Não pode haver dois filmes mais díspares do que Entre Mulheres/|Women Talking (2023) e Uma Parede Entre Nós/Pared con Pared (2024). Não há qualquer semelhança entre eles – a não ser o fato de que eu não consegui vê-los até o fim.
Foi por isso que resolvi reunir os aqui, em uma única anotação – a sexta em que falo de filmes que não consegui ver até o fim.
Claro que caberia perfeitamente o questionamento: péra lá, mas se não viu até o fim, como tem a coragem de escrever sobre eles?
Bem, por dois motivos básicos, um bastante justo, o outro – admito – um tanto maroto. Primeiro, porque estarão aqui informações básicas sobre os filmes, que poderão ser úteis para o eventual leitor. Minhas opiniões pessoais não ocuparão muito espaço – importa mesmo são as informações, os dados. E segundo porque, diabo, eu vi parte deles, eles me tomaram tempo e eu tenho um site sobre filmes, uai…
Um drama premiado e bem recebido por crítica e público
Entre Mulheres/Women Talking é um filme em tudo por tudo respeitável. A diretora é Sarah Polley, essa atriz de imenso talento, pessoa de opiniões e postura admiráveis, e o elenco, meu Deus do céu, tem Frances McDormand, Claire Foy, Rooney Mara.
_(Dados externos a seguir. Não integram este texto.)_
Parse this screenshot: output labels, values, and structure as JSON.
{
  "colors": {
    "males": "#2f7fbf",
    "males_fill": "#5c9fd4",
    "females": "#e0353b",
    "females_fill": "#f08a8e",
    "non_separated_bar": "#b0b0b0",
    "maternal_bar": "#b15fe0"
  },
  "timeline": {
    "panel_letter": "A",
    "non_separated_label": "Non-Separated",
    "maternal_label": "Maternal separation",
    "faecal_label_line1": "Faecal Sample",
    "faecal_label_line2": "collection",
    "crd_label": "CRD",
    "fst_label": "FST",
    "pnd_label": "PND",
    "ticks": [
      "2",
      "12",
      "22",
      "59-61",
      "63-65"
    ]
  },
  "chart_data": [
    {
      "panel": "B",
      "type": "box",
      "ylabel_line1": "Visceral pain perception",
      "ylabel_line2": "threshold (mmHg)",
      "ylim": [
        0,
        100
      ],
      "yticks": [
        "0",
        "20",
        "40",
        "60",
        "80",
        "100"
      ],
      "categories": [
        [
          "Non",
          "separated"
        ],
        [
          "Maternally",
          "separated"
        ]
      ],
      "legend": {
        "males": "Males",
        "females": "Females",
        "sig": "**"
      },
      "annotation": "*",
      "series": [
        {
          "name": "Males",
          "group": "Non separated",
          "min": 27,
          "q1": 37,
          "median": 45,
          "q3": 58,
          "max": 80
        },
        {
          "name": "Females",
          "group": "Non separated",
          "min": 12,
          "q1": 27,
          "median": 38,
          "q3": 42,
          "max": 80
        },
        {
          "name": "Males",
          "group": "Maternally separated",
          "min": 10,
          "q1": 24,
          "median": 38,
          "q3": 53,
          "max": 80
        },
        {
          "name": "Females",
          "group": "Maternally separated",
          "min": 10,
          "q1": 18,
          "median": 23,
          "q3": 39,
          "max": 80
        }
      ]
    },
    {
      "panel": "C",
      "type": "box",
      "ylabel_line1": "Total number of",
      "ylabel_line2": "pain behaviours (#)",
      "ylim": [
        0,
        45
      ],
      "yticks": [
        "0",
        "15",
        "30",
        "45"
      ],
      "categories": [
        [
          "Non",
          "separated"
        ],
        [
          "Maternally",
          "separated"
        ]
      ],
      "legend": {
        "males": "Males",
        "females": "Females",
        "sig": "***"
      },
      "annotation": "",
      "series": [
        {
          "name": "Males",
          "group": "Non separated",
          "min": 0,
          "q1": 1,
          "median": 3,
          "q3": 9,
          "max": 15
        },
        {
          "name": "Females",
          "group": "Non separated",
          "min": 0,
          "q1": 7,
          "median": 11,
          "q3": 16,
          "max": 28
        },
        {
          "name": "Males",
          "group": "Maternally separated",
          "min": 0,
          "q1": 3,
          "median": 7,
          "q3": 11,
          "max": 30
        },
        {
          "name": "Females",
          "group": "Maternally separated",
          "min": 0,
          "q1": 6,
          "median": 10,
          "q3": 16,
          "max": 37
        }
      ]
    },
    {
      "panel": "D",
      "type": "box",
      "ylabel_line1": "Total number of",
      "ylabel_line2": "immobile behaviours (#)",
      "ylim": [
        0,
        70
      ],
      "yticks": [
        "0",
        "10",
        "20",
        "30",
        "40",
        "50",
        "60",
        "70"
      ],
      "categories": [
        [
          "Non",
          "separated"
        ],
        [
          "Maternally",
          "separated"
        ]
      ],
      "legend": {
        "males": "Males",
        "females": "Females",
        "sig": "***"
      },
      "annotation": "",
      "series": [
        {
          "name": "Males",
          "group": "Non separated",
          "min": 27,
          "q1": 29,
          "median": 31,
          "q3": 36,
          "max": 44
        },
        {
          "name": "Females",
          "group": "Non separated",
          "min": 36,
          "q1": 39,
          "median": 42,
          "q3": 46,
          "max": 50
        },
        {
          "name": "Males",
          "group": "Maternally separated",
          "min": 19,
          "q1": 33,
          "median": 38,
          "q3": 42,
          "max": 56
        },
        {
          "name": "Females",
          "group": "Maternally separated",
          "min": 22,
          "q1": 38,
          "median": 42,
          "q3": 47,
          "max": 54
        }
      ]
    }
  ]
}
Eis a sinopse que o IMDb traz, com o aviso de que é “oficial” – de autoria, portanto, dos próprios realizadores do filme:
“As mulheres de uma comunidade religiosa isolada lutam para reconciliar sua realidade com a sua fé. Vemos uma comunidade de mulheres que se reúne para descobrir como elas poderão seguir adiante para construir um mundo melhor para elas próprias e seus filhos. Ficar e lutar, ou ir embora. Elas não ficarão inativas.”
Pode parecer um tanto vago, e então transcrevo a sinopse do livro Women Talking, da escritora Mirian Toews, lançado em 2018, em que se baseou o roteiro escrito pela própria Sarah Polley. A sinopse é do site da Amazon:
“Entre 2005 e 2009, em uma remota colônia menonita, mais de cem garotas e mulheres foram estupradas pelo que muitas pensavam ser fantasmas ou demônios. Quando as mulheres ficam sabendo da verdade, encontram-se secretamente para discutir como proteger a si próprias e a suas filhas contra danos futuros.”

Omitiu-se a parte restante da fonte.